President Obama is an intelligent man. He knew there was no way a massive entitlement could get through Congress when spending, deficit, and debt are major issues. So he claimed that health care reform would help ameliorate America’s fiscal problem, not exacerbate it. And for support he had the Congressional Budget Office (CBO), which found that, under a certain set of conditions—spending cuts, Medicare cuts, new taxes—health care reform would not only pay for itself but would reduce the deficit.

But what happens under real world conditions? What happens when the Medicare cuts and the excise tax disappear and the subsidies are more generous than expected? When Representative Paul Ryan of Wisconsin asked the CBO these questions, he was told the deficit would increase by a considerable margin. Which outcome is more likely: a Congress that cuts services, imposes taxes on favored constituencies, and refrains from spending? Or a Congress that goes instead on a fact-finding mission to Djibouti while making promises it cannot keep?

. . . rather than deregulate health markets and provide consumers with the tools they need to spur competition, reduce prices, and promote innovation, liberals chose another path. They chose to increase regulation and make government the intermediary between taxpayer dollars and the insurance companies.
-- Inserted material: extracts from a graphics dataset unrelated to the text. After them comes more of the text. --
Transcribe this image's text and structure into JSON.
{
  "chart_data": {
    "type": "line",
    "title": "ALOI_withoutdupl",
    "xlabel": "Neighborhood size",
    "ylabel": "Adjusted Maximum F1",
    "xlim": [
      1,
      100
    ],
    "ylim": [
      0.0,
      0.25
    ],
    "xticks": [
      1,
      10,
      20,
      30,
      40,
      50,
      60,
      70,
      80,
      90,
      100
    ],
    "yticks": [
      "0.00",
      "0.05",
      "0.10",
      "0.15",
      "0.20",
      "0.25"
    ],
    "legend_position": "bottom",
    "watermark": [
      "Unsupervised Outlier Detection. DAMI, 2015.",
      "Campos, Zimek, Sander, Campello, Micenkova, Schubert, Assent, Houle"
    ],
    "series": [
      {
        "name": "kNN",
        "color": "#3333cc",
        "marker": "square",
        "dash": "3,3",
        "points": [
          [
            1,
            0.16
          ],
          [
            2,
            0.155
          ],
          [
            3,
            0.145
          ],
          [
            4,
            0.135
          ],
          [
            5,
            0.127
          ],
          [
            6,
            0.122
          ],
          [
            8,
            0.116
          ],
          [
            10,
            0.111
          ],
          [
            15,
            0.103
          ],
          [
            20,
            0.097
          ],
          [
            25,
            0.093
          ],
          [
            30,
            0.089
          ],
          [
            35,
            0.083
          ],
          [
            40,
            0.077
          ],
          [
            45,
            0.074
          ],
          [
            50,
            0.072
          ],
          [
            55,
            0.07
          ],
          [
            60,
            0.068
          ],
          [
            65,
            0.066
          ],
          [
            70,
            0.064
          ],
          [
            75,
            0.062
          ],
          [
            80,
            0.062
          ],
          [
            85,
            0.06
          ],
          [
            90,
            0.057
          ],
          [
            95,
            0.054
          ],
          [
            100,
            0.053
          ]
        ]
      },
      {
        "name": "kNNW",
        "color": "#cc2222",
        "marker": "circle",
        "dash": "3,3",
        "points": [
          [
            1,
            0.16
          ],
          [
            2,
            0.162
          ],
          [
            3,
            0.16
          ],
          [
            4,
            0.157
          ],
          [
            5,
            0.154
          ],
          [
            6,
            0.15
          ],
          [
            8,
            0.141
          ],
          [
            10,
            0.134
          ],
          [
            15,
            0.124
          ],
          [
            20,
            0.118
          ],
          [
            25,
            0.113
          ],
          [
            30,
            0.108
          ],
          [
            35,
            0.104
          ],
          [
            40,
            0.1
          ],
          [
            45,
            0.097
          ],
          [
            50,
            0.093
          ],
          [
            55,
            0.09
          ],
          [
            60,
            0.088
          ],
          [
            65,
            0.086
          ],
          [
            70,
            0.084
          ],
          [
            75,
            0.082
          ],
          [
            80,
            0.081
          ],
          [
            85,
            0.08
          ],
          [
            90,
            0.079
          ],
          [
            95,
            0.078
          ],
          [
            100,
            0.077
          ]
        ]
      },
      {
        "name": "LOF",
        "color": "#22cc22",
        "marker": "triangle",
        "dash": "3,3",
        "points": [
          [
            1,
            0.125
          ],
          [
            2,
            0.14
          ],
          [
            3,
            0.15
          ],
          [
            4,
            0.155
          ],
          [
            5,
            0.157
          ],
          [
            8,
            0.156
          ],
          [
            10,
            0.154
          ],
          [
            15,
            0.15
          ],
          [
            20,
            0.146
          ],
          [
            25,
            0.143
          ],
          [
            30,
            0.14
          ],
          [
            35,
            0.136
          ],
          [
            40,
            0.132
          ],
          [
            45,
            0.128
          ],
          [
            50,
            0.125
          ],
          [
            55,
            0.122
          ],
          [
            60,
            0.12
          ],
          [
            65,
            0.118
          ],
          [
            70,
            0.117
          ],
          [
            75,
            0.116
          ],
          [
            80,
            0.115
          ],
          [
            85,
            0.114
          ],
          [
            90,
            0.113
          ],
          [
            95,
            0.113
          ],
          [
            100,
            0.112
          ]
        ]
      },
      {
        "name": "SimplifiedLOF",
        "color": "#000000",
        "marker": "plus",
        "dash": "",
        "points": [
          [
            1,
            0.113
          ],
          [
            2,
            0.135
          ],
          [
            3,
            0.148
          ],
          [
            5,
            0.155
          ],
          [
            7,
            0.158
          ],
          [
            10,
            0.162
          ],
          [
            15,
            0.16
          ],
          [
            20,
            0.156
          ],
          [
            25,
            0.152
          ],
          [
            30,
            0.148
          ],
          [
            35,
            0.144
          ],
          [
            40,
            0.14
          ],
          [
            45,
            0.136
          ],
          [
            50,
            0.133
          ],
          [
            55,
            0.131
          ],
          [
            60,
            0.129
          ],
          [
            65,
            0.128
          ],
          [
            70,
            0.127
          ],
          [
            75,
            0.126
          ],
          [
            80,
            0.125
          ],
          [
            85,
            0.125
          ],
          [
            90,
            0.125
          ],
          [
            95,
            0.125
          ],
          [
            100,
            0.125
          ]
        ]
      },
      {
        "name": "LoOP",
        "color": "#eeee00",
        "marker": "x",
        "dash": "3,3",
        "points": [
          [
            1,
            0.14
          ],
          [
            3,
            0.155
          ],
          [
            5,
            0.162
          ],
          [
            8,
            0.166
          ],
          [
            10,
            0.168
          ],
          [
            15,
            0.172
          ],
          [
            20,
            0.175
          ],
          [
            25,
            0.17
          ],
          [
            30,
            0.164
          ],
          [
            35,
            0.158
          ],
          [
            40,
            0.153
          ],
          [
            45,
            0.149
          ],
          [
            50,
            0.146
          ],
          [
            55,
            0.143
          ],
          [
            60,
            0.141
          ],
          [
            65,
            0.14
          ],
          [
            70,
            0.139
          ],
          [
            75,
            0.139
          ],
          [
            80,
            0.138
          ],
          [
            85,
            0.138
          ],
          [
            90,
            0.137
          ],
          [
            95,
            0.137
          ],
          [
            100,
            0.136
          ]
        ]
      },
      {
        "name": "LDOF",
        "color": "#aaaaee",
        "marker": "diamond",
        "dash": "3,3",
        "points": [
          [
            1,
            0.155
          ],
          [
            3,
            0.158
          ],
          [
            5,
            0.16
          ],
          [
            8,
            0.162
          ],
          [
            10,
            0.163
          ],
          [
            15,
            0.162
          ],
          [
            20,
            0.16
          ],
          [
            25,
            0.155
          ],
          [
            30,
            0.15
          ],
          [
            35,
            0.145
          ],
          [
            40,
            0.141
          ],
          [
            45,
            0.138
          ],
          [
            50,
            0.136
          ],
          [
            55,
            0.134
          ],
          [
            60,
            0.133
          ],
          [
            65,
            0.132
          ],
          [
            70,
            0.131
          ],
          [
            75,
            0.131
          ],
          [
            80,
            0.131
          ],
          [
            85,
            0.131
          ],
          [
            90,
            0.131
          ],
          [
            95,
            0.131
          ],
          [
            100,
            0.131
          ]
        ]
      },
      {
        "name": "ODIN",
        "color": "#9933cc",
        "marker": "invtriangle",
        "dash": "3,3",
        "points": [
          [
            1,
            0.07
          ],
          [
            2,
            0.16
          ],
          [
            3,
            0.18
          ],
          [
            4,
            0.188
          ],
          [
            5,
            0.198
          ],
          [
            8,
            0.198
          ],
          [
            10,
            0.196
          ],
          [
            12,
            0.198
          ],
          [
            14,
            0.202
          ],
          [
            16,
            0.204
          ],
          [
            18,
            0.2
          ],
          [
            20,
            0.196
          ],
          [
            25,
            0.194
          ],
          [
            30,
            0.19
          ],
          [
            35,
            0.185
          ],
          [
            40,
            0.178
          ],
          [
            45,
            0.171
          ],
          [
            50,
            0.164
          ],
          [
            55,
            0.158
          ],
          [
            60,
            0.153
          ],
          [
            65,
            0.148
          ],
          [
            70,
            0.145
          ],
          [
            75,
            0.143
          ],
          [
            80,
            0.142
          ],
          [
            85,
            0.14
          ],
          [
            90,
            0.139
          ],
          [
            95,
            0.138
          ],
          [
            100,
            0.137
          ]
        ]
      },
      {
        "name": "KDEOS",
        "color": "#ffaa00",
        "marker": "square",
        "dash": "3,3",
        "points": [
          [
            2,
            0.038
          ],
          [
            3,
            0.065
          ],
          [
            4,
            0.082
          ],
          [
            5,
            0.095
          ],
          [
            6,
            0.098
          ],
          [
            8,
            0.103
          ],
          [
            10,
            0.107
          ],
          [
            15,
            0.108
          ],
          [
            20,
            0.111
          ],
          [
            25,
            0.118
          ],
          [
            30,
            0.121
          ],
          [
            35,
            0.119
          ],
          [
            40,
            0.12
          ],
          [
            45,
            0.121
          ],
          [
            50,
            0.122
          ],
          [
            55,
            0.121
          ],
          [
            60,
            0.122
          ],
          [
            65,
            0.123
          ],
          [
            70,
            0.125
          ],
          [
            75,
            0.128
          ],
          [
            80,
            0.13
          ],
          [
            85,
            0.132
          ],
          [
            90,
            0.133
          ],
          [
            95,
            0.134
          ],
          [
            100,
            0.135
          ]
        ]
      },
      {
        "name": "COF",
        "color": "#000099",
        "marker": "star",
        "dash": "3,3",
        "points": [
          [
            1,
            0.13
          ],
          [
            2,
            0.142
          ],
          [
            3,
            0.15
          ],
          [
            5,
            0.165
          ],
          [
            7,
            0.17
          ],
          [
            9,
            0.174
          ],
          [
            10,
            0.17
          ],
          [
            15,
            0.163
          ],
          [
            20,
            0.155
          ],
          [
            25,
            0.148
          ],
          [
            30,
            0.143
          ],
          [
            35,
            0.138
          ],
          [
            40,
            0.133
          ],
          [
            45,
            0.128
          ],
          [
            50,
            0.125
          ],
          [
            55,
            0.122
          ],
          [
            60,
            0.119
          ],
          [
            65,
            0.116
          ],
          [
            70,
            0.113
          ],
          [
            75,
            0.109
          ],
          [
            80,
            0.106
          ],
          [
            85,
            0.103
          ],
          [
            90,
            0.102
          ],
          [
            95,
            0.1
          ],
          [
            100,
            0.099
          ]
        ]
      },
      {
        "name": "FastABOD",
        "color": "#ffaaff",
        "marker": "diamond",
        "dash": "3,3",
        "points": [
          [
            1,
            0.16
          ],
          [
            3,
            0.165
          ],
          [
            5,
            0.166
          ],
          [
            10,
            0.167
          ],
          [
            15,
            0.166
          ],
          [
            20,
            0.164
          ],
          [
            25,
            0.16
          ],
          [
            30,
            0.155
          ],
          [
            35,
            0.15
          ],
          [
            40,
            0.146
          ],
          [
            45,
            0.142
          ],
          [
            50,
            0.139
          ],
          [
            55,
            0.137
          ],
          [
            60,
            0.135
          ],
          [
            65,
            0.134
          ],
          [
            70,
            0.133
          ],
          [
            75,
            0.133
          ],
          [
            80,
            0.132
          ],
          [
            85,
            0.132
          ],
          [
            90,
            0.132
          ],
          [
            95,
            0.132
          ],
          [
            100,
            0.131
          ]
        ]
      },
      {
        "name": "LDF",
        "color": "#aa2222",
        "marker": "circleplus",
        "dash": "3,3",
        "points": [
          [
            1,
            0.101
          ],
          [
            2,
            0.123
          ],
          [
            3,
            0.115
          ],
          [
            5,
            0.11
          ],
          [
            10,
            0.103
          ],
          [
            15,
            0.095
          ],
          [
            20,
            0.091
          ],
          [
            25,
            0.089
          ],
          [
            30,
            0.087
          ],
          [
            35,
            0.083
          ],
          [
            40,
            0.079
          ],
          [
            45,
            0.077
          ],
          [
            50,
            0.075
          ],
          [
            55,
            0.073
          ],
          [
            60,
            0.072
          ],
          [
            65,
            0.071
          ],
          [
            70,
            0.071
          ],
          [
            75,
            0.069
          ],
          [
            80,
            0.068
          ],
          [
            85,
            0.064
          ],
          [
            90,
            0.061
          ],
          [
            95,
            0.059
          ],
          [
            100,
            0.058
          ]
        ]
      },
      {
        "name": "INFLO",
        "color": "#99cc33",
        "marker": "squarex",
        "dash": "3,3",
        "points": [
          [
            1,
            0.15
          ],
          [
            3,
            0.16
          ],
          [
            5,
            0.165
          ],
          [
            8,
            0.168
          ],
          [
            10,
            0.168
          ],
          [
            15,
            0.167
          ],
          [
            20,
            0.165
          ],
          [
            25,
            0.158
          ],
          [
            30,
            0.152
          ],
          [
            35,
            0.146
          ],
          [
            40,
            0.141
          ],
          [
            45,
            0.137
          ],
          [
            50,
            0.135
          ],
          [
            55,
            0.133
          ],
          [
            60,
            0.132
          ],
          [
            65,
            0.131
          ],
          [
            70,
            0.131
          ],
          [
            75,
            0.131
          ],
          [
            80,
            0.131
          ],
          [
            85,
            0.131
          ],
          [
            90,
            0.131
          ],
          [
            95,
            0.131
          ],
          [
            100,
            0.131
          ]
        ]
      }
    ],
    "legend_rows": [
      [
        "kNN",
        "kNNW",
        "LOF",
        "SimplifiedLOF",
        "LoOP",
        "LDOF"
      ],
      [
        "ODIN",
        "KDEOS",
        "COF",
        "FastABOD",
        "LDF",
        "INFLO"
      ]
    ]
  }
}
Through the individual mandate, the Democrats have ordered every adult American to purchase a consumer product. And if an American cannot afford that product, government will subsidize him, thereby directing public money to private profit.

. . . What is most striking is the impact of health care on Obama’s presidency. Liberals are already touting his legislative victory as the catalyst for a domestic and foreign policy rebound. To the contrary: Obama is enfeebled. Health care reform has helped turn large swaths of independents against him. It has nullified the chance for bipartisan cooperation in this Congress. It has exposed him as weak: Despite 39 speeches on the topic, despite a huge investment of political capital, the health bill passed by a margin of five votes. Thirty-two Democrats defected. The public opposed this law.

Gone is the charismatic young man who told the 2004 Democratic National Convention in Boston that there was no Blue America and no Red America, only the United States of America. All that remains is a partisan liberal Democrat whose health care policy bulldozed public opinion, enraged the electorate, poisoned the Congress, and set into motion a sequence of events the outcome of which cannot be foreseen.

This tarnished White House complains incessantly about the crises it inherited from its predecessor. Crises? You ain’t seen nothing yet.